リベンジ溺愛婚~冷徹御曹司は再会した幼馴染を離さない~
「それでは、私たちはこれで」
涼成くんが伯父たちに軽く頭を下げる。
「帰るぞ、柚葉」
私の腰にすっと手を添えて涼成くんはエントランスに向かって歩き始めた。伯父たちを振り返ろうとしたが止められる。
「彼らとはもうかかわるな」
まっすぐに前を見つめながらそう口にした涼成くんに尋ねる。
「どうして知ってるの? お金のことや梨央ちゃんのことも……」
「調べた。俺と離れてからの柚葉がどんな生活を送ってきたのか気になって。勝手なことをしてすまない」
エントランスを出ると、そこには黒塗りの車が停まっていて運転席には涼成くんの秘書の男性が座っている。

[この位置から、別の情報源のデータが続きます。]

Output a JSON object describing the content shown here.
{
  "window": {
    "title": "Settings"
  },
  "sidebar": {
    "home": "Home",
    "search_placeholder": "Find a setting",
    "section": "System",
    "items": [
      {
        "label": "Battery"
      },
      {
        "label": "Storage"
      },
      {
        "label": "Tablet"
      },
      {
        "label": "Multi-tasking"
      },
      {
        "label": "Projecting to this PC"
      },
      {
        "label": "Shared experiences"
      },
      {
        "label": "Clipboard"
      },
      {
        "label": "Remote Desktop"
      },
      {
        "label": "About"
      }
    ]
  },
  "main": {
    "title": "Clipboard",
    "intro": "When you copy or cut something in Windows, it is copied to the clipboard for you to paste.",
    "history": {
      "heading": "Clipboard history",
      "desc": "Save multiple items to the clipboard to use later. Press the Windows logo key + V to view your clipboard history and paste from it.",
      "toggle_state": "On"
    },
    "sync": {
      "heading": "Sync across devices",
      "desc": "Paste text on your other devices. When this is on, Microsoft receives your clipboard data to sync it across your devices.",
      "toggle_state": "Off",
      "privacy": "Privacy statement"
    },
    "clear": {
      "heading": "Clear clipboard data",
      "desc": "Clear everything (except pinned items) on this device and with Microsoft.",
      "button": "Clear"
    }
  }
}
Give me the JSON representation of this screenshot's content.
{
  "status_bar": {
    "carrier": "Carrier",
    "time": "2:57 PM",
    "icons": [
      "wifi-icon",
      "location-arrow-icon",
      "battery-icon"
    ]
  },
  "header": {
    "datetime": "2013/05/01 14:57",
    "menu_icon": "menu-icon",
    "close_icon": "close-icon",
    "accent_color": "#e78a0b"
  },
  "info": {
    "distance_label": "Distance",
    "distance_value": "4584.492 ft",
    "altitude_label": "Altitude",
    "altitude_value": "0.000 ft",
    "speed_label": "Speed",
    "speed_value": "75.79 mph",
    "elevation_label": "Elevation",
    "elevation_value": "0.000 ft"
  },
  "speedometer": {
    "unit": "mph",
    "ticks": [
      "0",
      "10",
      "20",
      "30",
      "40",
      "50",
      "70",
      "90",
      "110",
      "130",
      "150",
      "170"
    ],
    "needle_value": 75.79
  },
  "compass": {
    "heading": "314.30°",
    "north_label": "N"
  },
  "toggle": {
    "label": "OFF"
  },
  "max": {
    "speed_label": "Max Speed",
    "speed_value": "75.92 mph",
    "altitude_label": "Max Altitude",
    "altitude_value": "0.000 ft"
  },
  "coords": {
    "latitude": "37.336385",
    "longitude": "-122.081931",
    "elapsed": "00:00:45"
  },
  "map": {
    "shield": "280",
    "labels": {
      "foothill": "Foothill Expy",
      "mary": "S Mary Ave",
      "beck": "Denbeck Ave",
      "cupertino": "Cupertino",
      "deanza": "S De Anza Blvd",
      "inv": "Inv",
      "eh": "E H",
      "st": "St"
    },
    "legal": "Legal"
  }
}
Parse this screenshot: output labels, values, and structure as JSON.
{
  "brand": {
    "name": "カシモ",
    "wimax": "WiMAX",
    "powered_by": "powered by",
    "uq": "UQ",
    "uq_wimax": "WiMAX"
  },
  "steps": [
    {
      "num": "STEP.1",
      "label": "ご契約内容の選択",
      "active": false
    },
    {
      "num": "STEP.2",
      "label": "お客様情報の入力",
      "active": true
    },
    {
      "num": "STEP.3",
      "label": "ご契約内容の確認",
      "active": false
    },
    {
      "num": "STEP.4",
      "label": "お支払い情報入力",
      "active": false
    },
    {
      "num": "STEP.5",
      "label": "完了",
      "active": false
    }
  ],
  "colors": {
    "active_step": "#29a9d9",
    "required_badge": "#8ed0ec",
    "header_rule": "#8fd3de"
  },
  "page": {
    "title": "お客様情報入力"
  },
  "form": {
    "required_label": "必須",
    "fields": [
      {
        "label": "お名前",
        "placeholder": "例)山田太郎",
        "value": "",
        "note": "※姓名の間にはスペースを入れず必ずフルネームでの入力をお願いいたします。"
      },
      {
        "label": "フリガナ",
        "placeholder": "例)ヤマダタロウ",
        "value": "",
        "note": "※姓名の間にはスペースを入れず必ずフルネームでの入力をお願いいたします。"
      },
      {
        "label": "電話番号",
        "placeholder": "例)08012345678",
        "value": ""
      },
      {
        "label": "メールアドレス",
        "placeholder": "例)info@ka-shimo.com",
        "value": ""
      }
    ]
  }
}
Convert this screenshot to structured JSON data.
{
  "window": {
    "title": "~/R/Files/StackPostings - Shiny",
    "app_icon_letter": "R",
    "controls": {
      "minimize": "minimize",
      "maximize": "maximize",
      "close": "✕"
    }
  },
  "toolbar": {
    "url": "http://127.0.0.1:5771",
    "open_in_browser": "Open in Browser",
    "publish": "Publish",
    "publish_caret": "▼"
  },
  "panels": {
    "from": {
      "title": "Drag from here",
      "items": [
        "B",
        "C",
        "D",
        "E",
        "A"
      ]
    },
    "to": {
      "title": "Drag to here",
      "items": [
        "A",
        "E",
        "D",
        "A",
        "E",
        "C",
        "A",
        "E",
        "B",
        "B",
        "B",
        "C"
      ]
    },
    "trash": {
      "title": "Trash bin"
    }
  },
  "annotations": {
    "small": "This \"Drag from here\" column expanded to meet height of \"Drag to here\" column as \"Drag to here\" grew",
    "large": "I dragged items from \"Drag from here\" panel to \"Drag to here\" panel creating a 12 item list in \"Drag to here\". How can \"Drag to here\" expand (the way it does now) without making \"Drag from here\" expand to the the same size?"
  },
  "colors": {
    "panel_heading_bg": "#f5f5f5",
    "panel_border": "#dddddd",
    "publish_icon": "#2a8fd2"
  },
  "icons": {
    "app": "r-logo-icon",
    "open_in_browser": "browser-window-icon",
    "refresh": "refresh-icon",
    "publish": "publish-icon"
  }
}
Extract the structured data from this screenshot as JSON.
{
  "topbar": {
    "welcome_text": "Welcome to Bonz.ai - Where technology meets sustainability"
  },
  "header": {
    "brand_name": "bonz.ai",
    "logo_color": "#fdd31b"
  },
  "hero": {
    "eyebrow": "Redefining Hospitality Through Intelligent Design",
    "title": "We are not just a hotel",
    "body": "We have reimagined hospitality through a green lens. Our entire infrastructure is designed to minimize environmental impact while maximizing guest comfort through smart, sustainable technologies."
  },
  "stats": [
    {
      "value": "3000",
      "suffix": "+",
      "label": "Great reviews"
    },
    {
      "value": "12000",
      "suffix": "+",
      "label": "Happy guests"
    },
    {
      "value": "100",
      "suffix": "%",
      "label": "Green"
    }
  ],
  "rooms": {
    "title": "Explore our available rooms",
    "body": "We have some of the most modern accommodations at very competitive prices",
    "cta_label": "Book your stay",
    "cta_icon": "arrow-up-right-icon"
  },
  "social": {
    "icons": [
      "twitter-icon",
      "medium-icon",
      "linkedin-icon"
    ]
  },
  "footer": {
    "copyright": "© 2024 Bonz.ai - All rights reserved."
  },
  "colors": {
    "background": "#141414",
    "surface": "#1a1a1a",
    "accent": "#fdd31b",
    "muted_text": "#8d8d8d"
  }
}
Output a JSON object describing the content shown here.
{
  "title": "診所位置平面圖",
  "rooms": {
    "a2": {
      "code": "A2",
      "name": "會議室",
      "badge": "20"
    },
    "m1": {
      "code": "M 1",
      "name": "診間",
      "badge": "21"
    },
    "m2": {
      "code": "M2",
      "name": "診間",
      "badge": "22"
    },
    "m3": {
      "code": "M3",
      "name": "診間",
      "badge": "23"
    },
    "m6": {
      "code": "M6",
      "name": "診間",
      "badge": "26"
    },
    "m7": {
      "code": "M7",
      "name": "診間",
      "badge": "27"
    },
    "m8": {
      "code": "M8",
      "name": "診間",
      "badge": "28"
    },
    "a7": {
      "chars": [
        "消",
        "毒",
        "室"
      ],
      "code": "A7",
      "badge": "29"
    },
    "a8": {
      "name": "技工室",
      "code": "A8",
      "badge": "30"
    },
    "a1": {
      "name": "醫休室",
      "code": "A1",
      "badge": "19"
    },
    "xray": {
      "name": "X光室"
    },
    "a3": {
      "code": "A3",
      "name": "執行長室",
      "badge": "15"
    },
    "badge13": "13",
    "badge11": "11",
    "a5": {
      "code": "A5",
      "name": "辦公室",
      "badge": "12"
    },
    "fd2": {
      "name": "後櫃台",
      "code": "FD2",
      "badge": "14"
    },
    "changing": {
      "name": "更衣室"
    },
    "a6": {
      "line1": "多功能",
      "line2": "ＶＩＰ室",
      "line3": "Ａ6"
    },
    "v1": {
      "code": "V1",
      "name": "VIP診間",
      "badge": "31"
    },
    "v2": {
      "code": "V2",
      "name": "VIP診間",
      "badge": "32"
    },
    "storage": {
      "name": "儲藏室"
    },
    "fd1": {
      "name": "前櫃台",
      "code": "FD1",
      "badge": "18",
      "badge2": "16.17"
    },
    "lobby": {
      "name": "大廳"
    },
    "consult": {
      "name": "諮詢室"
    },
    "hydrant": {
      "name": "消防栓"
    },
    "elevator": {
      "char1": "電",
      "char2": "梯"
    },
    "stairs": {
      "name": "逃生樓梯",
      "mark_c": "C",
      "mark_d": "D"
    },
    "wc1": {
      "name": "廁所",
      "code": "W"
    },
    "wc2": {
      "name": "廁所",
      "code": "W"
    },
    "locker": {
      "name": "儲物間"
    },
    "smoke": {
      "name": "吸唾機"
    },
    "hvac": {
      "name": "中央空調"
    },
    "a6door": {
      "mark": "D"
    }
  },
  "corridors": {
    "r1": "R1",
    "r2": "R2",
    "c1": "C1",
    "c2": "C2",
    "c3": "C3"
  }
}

涼成くんが後部座席の扉に手をかけたところで、「待って」と声をかけた。
「伯父さんたちへの毎月の返済の件だけど」
振り返った彼にはっきりと伝える。
「涼成くんに払ってもらうわけにはいかない。そこまでしてもらえないよ」
結婚はしたけれど私たちは本物の夫婦ではない。
私はおじい様が決めた縁談を断りたかった涼成くんに頼まれて結婚しただけの仮の妻だ。
それなのに伯父への毎月の返済を全額支払ってもわうわけにはいかない。